You might want to include a blacklist. I threw it into my campaign and it mostly pulls from Automatic Orders and hullmods that are supposed to be exclusive to certain classes of ships.
Ow, this is nasty. Here's a
fix (same version, I haven't merged it into mainline yet). There is a way to blacklist hullmods: just assign a non-positive weight to them. And that's not even a hack, it's 100% intended to work this way) A question just in case: did you coerce the original Automatic Orders to run on 0.95a, or do you mean its newer incarnation "Automated Commands"? The fix targets the latter, but if the former is still usable, I might include it as well.
I think having carrier hullmods on non-carriers is fine as long as they can mount converted hangars (so no frigates and no phase ships).
As for the loadout sensibility, it's a subjective thing, I guess.
It's not really this particular hullmod being where it shouldn't that bothers me, but rather a possibility of blacklisting via weights being unreliable in general. As for sensibility, "would refit screen allow this" is a good lower bound. Granted, the mod already violates it: s-modded SO in the wild is perfectly possible.
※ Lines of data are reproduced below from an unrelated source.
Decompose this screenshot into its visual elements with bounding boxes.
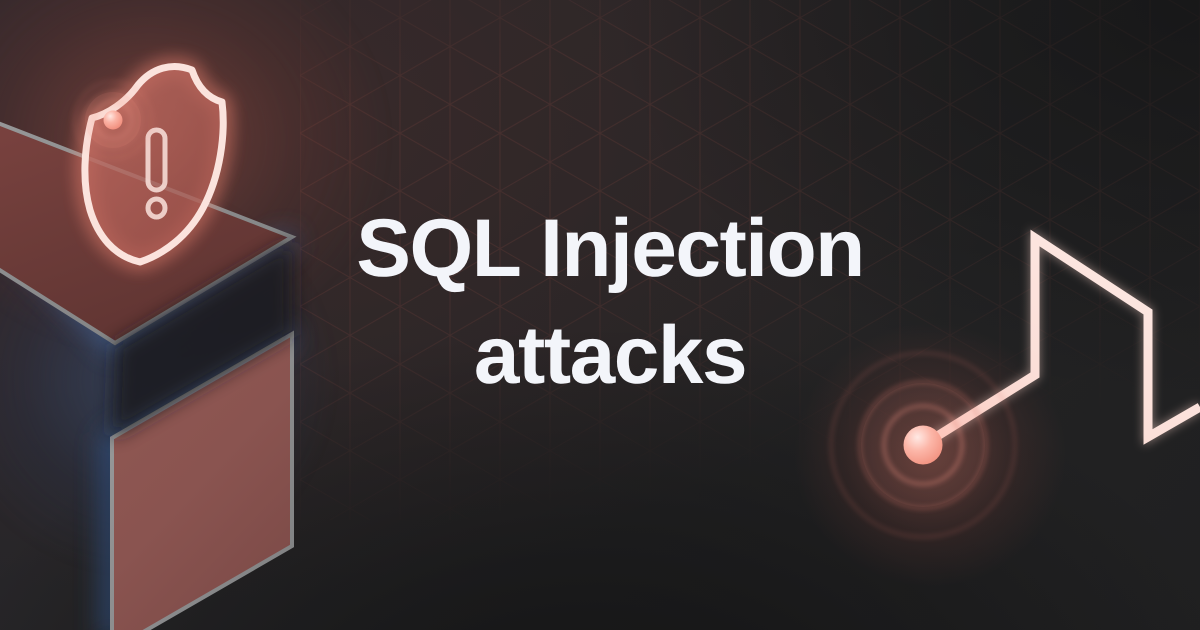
- page-title-line-1: SQL Injection: [300, 196, 920, 303]
- shield-alert-graphic: [40, 30, 280, 300]
- page-title-line-2: attacks: [300, 303, 920, 410]
- social-card-canvas: SQL Injection attacks: [0, 0, 1200, 630]
- pulse-node-small: [75, 82, 151, 158]
- page-title: SQL Injection attacks: [300, 196, 920, 409]
- pulse-node-small-dot: [104, 111, 123, 130]
- pulse-node-large-dot: [904, 426, 943, 465]
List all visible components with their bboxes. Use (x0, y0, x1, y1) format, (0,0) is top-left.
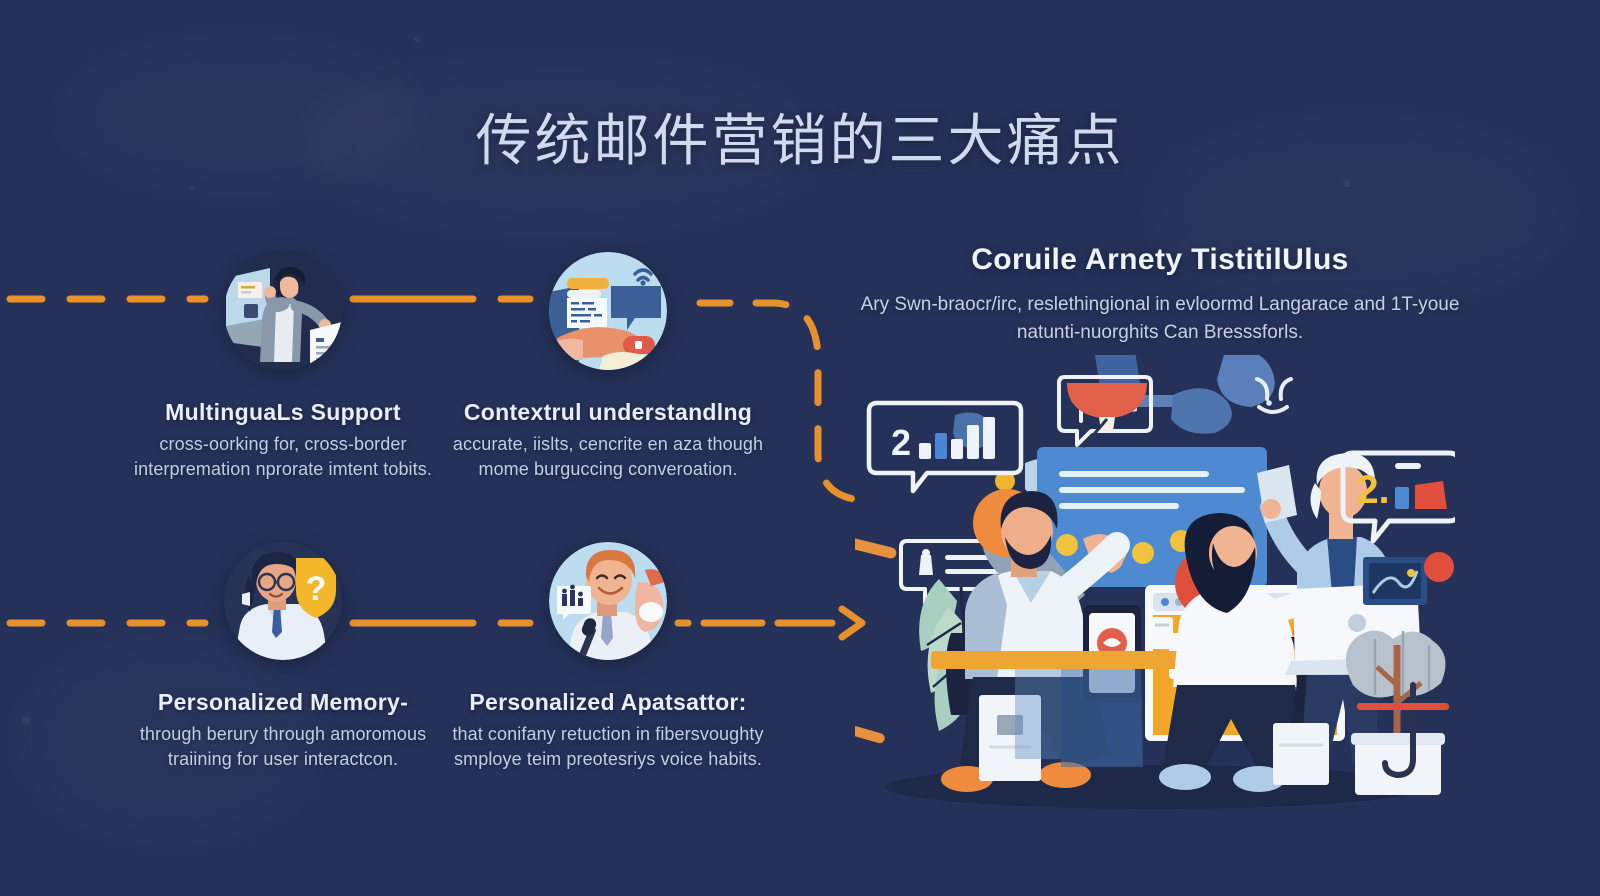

Or maybe hullmods should be logically separated into "game-changing ones" (safety overrides, converted hangar, shield bypass, etc) and "boring stat buffs", and the algorithm should try to get at least one game-changing hullmod before going back to random.
Yes, the mod needs to be able to factor in hullmod categories and tags. It'd open many interesting possibilities - including the kind of tiering you suggest - as well as make things like the above fix a lot easier.
A related neat idea is to make the portion of s-mod pool each hullmod consumes when applied variable. So a pool of, say, 2, can provide heavy armor with ITU or 4 lesser hullmods. It'd allow more flexibility when configuring smods-per-DP: the formula is linear and has to be tuned to avoid both "small fleets got nothing" and "large fleets are insane" extremes.